L’approche américaine concernant la question nucléaire iranienne se base sur l’idée que les deux pays sont prêts à un nouveau partenariat politique au Moyen-Orient.
Déjà, en octobre 2014, le Wall Street Journal avait prévu que les relations entre Téhéran et Washington s’acheminent vers la détente et que la politique des Etats-Unis puisse changer envers le Hezbollah, voire le Hamas. Walli Nasser, un ancien conseiller d’Obama au Département d’État avait déclaré : « Certes la Turquie et les pays arabes modérés sont nos proches alliés, mais nos intérêts politiques sont similaires à ceux que nous pourrions avoir avec l’Iran. »
Robert Kaplan, un autre conseiller américain aux Affaires stratégiques écrivait dans un article publié dans la revue Atlantic: « Quel que soit le résultat final des négociations en cours avec l’Iran sur la question nucléaire, les intérêts de l’Etat Israël ne devraient pas contrecarrer le rapprochement des États-Unis avec l’Iran. »
Depuis de nombreuses années, l’avenir des relations entre Washington et Téhéran est largement débattu dans les médias américains, mais ces jours-ci le débat repose surtout sur une nouvelle donne géopolitique : les Etats-Unis et l’Iran se trouvent dans le même camp pour combattre l’Organisation de l’Etat islamique, Daesh.
Dans sa missive adressée au Guide spirituel, l’Ayatollah Ali Khamenei, le président Barack Obama avait souligné que Daesh représentait une menace réelle pour les intérêts des deux pays.
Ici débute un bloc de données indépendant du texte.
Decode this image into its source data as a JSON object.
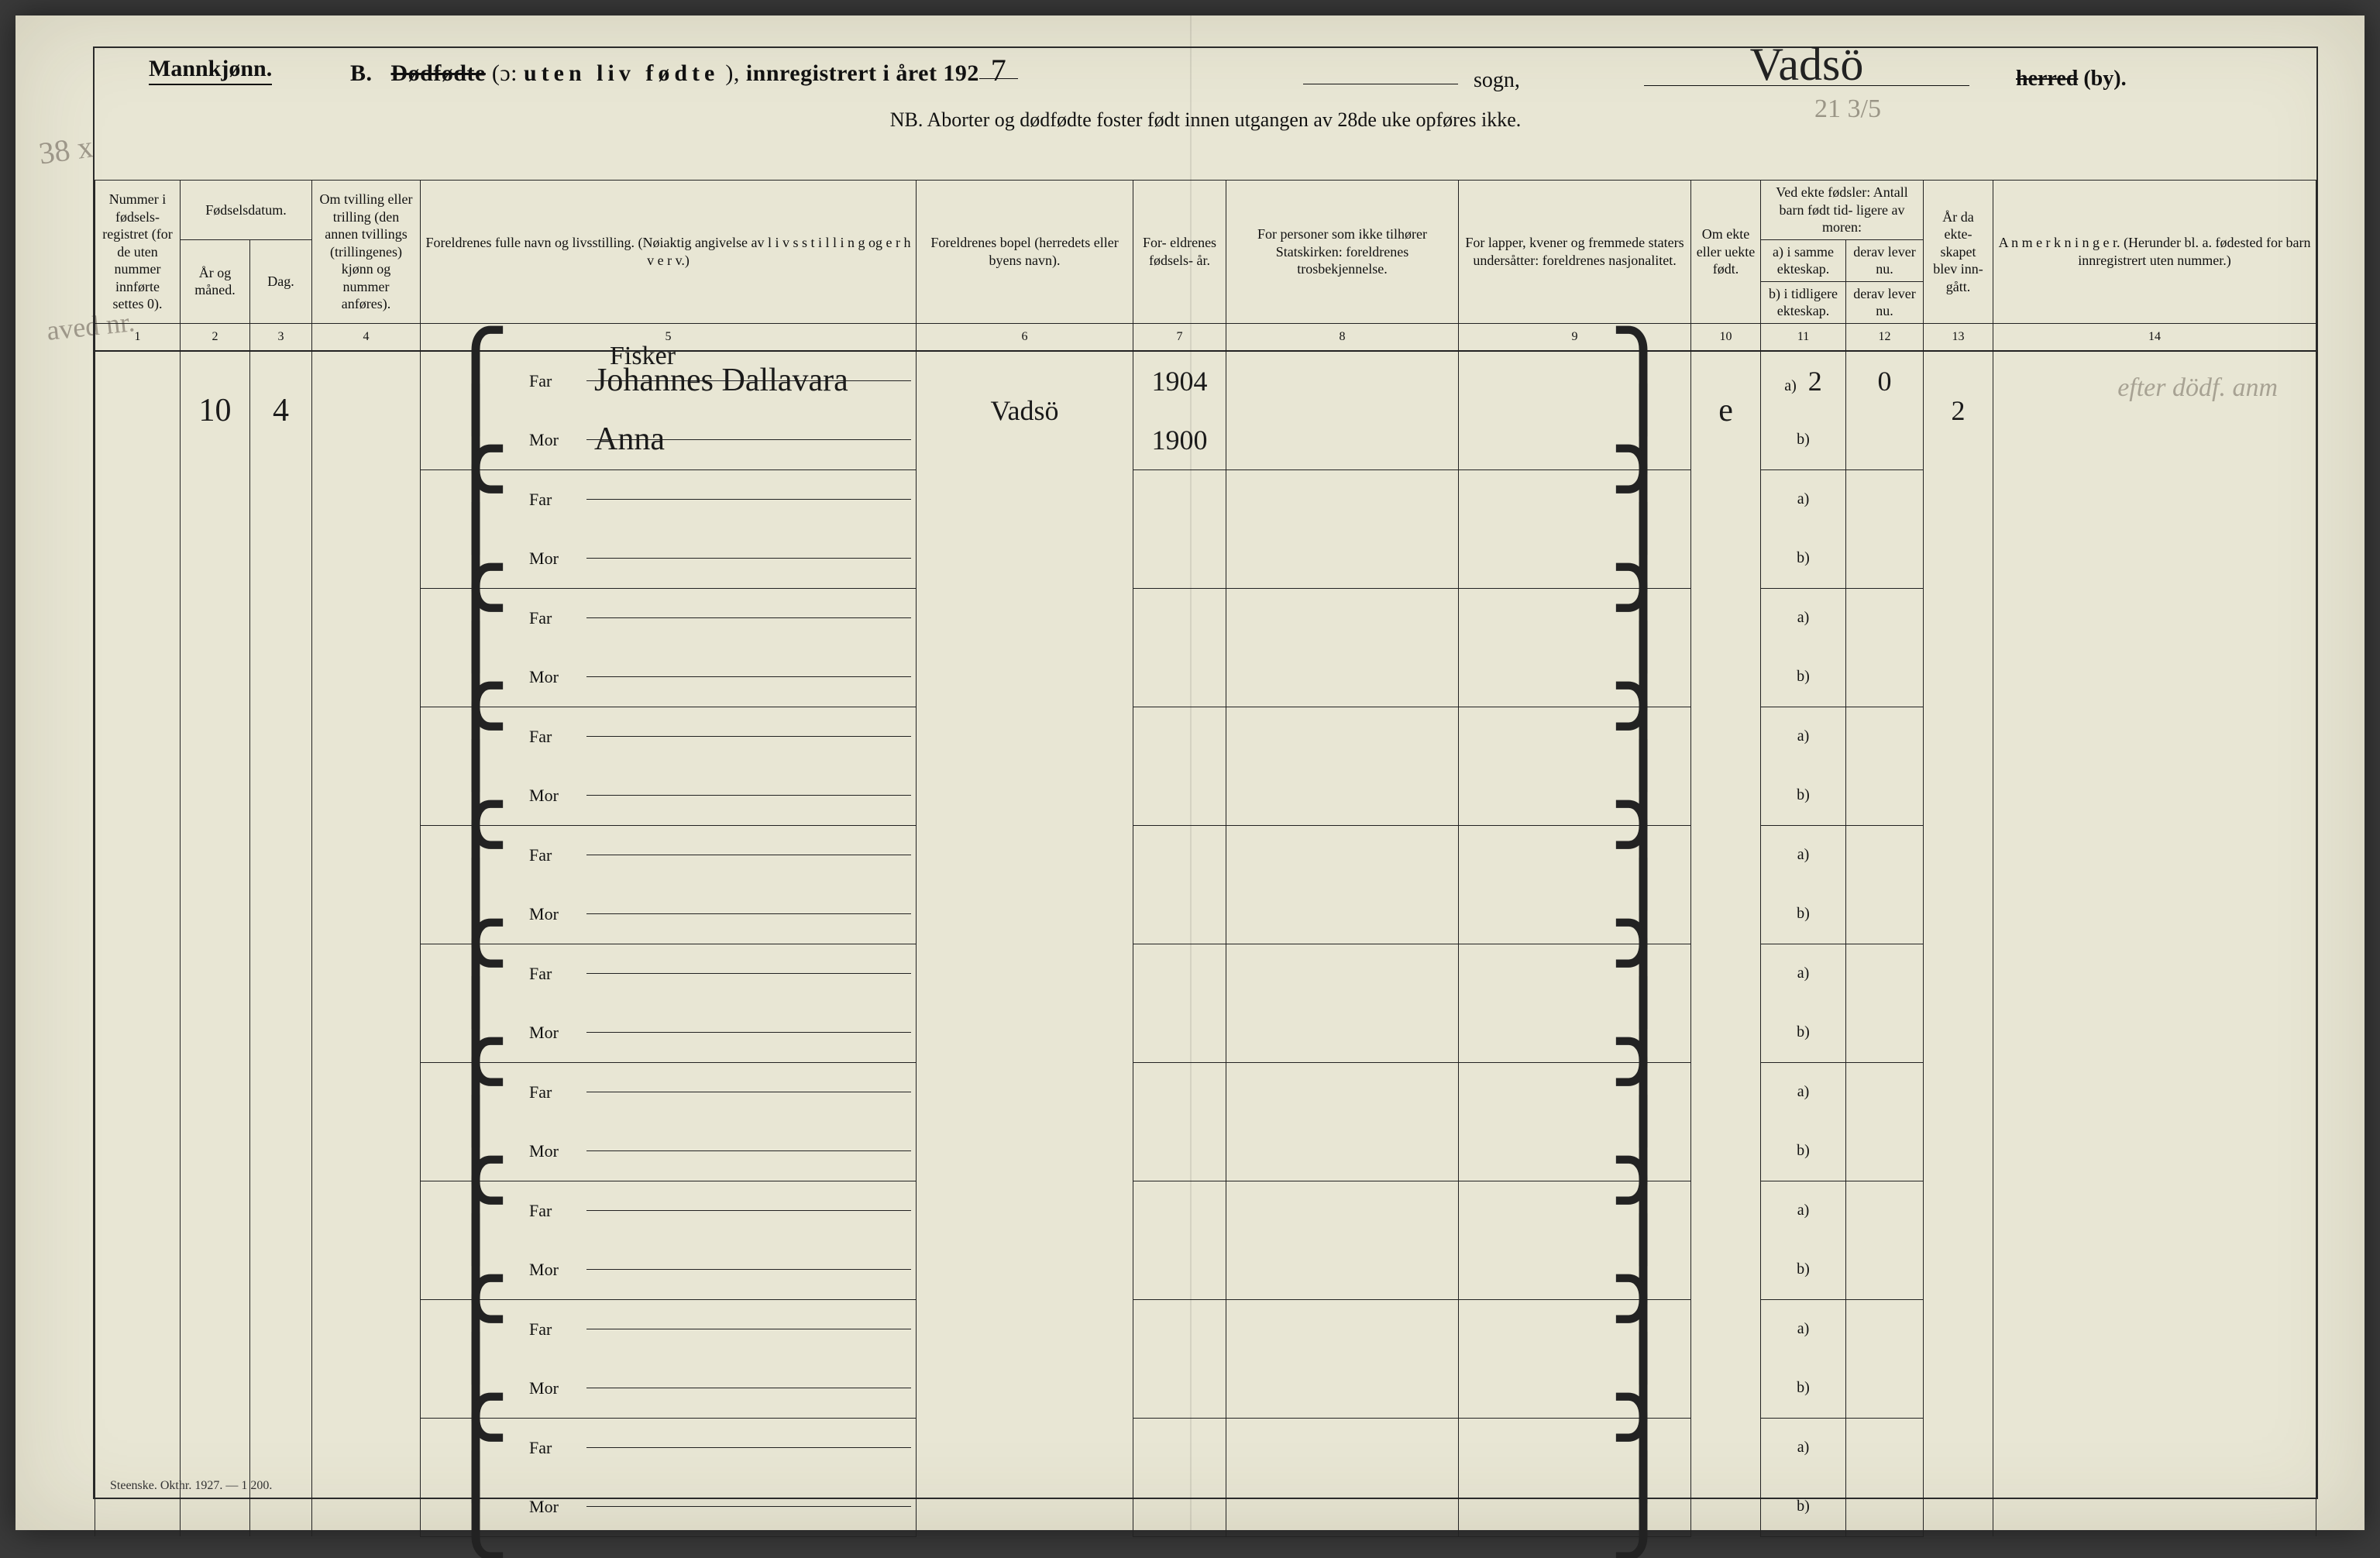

Le Secrétaire d’Etat John Kerry a déclaré, quant à lui, que l’Iran devrait « jouer un rôle » dans le combat contre l’Etat islamique sans pour autant préciser la nature de cette « nouvelle alliance militaire ».
Suivant ces propos, est-il possible que l’Iran devienne un jour un partenaire légitime des Etats-Unis, permettant ainsi à Washington de réviser ses alliances traditionnelles avec Israël et l’Arabie Saoudite, deux pays hostiles à Téhéran ? Ne s’agit-il pas d’une grave erreur de la politique américaine ? Comment peut-on changer d’alliance et abandonner des alliés fidèles quand on sait parfaitement que depuis la Révolution islamiste chiite de 1979, l’Iran manigance dans un seul but : écarter toute influence américaine au Moyen-Orient.